Das ist kein Einzelfall im derzeit milden Winter. Beim Naturschutzbund Nabu mehren sich Nachfragen von Berlinern, denen dieser Tage Fledermäuse in den Hausflur flattern. „Müssten die denn nicht Winterschlaf halten?“, fragen die Anrufer besorgt. Müssten sie, aber angesichts der eher frühlingshaften Temperaturen kommen viele Tiere überhaupt nicht in den Winterschlaf oder die Winterruhe, sagt Dirk Treichel, der Leiter des Naturparks Unteres Odertal. Beziehungsweise sind sie bereits wieder daraus erwacht und entwickeln viel zu früh Frühlingsgefühle: „Ich habe schon Stockenten beobachtet, die sich paaren“, erzählt Treichel: „Und Kranichpaare, die bereits jetzt ihr Brutgebiet besetzen.“

Überraschen kann dies eigentlich nicht. Schließlich beobachteten Ornithologen, dass viele Kraniche im Oktober gar nicht in den Süden geflogen sind. Mehr als tausend überwintern bislang allein im Linumer Bruch. Dort finden die sogenannten „Vögel des Glücks“ noch immer genügend Nahrung: Maiskörner, Würmer, Insekten. Letztere können, wenn sie rechtzeitig gefressen werden, wenigstens nicht zur Plage werden, sagen Experten. Im Mai des vergangenen Jahres hatte eine regelrechte Mückeninvasion die Hauptstadt heimgesucht. Die wurde allerdings nicht in erster Linie von dem kalten Winter hervorgerufen, sondern von der schnellen Erwärmung Anfang Mai, die alle Populationen zum gleichen Zeitpunkt ausschwärmen ließ.

Die Auswirkungen des milden Winters auf die Tierwelt sind ambivalent. Singvögel, die sonst zu Tausenden erfrieren und verhungern, haben dieses Jahr genügend Futter. Andererseits finden auch Rehe, Hirsche und Wildschweine genügend Nahrung – und sei es die bereits aufgegangene Saat auf den Feldern, die sie verwüsten. „Auch alte und kranke Tiere, die sonst im kalten Winter der natürlichen Auslese zum Opfer fallen, überleben“, sagt Jens-Uwe Schade vom brandenburgischen Agrarministerium: „Das wird die ohnehin schon zu hohen Bestände weiter anwachsen lassen.“

Experten sind sich dennoch einig: Ein milder Winter macht noch keine Klimakatastrophe, genauso wenig wie eine Schwalbe keinen Sommer macht. Wobei die Schwalben zu den am wenigsten betroffenen Vögeln gehören: Sie sind in Afrika – ganz egal, was hierzulande passiert, meint Ragna Kühne. Der Biologe im Berliner Zoo verweist darauf, dass für viele hier lebende exotische Tiere der milde Winter ausgesprochen angenehme Seiten hat: „Die Elefanten, Giraffen, Nashörner oder Affen können viel länger im Freien bleiben als sonst um diese Jahreszeit“, sagt er. Bären halten in unseren Breiten ohnehin keinen Winterschlaf – dem frönen nur zwei Tierarten im Zoo: das Steppenmurmeltier und das europäische Murmeltier. „Die haben sich dazu in den sogenannten Mähnenschaf-Felsen zurückgezogen, wo die Temperatur nicht über 15 Grad steigt und sie deshalb nicht vorzeitig erwachen werden“, sagt Kühne.

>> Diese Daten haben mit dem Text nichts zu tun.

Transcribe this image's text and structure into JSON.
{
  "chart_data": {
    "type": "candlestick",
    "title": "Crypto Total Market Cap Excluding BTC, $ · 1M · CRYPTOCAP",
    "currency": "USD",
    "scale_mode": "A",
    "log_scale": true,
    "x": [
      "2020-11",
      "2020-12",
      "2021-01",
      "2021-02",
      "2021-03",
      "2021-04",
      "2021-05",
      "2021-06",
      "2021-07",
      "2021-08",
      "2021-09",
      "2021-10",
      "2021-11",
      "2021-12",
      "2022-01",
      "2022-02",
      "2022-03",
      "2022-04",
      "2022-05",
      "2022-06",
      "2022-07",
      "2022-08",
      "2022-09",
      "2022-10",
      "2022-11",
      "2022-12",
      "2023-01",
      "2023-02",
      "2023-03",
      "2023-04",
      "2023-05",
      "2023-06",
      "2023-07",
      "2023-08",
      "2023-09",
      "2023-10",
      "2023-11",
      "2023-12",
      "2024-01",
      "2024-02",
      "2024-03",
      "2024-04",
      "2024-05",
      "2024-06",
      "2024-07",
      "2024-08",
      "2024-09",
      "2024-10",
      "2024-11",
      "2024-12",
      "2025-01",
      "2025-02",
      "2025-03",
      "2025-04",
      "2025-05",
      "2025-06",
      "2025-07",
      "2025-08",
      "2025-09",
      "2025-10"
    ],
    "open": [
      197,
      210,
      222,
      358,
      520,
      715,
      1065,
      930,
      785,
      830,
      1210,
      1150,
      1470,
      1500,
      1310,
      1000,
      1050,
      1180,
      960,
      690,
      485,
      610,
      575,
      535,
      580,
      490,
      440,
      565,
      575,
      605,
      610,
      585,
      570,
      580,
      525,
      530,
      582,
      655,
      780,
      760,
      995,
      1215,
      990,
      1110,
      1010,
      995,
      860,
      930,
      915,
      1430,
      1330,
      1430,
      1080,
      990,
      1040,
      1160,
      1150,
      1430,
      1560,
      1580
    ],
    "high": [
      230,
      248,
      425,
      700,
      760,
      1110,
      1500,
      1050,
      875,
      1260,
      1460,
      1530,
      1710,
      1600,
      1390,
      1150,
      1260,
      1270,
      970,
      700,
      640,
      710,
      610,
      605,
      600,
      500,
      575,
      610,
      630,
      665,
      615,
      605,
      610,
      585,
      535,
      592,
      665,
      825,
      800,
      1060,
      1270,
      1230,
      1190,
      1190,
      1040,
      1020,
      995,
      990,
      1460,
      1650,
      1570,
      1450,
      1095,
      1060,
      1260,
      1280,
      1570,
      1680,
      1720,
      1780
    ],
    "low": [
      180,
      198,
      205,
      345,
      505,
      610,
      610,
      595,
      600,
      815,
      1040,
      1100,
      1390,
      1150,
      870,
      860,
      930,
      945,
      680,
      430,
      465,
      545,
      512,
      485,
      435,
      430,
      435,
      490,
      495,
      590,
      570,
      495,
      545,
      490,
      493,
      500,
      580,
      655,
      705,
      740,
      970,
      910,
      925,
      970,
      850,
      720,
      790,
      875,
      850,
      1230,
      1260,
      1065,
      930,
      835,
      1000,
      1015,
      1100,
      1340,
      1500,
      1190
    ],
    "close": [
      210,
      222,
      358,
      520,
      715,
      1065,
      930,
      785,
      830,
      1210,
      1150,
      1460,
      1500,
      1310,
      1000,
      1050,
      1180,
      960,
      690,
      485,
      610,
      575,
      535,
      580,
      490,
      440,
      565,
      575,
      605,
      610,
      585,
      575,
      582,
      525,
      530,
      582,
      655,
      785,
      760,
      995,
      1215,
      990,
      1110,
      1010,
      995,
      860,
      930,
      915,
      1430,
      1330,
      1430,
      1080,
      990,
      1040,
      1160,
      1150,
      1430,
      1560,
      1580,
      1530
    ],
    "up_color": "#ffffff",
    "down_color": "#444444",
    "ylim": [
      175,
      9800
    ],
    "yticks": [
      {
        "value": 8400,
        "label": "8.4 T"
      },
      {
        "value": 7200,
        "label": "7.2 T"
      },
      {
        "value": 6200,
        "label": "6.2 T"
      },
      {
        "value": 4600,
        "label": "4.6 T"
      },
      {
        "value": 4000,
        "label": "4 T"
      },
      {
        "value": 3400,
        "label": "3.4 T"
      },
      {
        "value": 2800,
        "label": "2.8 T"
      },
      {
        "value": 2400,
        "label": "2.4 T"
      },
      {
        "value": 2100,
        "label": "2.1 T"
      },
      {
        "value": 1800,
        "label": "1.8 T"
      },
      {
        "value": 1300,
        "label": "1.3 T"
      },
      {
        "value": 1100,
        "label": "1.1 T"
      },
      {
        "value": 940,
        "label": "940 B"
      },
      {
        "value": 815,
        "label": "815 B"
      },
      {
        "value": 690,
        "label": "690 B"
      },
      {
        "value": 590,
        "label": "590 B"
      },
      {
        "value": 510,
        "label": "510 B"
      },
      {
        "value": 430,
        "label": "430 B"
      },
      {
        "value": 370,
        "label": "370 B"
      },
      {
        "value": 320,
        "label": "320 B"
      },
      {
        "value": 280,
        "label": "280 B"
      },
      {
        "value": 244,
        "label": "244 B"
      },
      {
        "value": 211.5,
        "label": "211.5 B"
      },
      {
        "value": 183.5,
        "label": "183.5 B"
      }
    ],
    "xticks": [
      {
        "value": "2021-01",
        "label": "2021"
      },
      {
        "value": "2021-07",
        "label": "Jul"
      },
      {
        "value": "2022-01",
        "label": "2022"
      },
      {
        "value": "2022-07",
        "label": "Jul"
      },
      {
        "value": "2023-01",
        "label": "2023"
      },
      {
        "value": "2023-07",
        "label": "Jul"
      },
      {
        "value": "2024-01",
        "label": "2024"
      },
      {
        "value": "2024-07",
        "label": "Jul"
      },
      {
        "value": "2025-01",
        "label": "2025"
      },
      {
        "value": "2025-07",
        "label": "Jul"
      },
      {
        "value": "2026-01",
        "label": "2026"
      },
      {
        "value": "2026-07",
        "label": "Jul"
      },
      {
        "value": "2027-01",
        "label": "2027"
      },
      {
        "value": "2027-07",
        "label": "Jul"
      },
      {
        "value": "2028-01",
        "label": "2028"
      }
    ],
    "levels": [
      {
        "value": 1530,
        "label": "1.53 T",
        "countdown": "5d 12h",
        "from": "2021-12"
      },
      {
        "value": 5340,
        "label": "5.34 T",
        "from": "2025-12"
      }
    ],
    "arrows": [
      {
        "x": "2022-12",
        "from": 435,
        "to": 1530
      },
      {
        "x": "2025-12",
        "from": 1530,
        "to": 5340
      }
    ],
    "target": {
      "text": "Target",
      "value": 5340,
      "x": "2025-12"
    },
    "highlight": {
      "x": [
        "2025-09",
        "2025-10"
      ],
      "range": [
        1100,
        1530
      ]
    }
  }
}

In der Natur gibt es keine garantierten Niedrigtemperaturen. So sind auch Tiere aktiv, die zwar keinen Winterschlaf, aber doch eine sogenannte Winterruhe halten: Eichhörnchen, Haselmäuse oder Siebenschläfer. Und eben die Igel. Wenn sich deren Winterschlaf weiter verzögert, bekommen sie Probleme, befürchtet Gabriele Gaede vom Arbeitskreis Igelschutz Berlin e.V.: „Igel verlieren während des Winterschlafs ein Drittel ihres Gewichts. Wenn sie spät einschlafen und spät erwachen, dauert es zu lange, bis sie wieder bei Kräften und paarungsfähig sind. Dann kommen die kleinen Igel zu spät, um den nächsten Winter zu überleben.“ Es sei denn, dieser wird wieder so mild.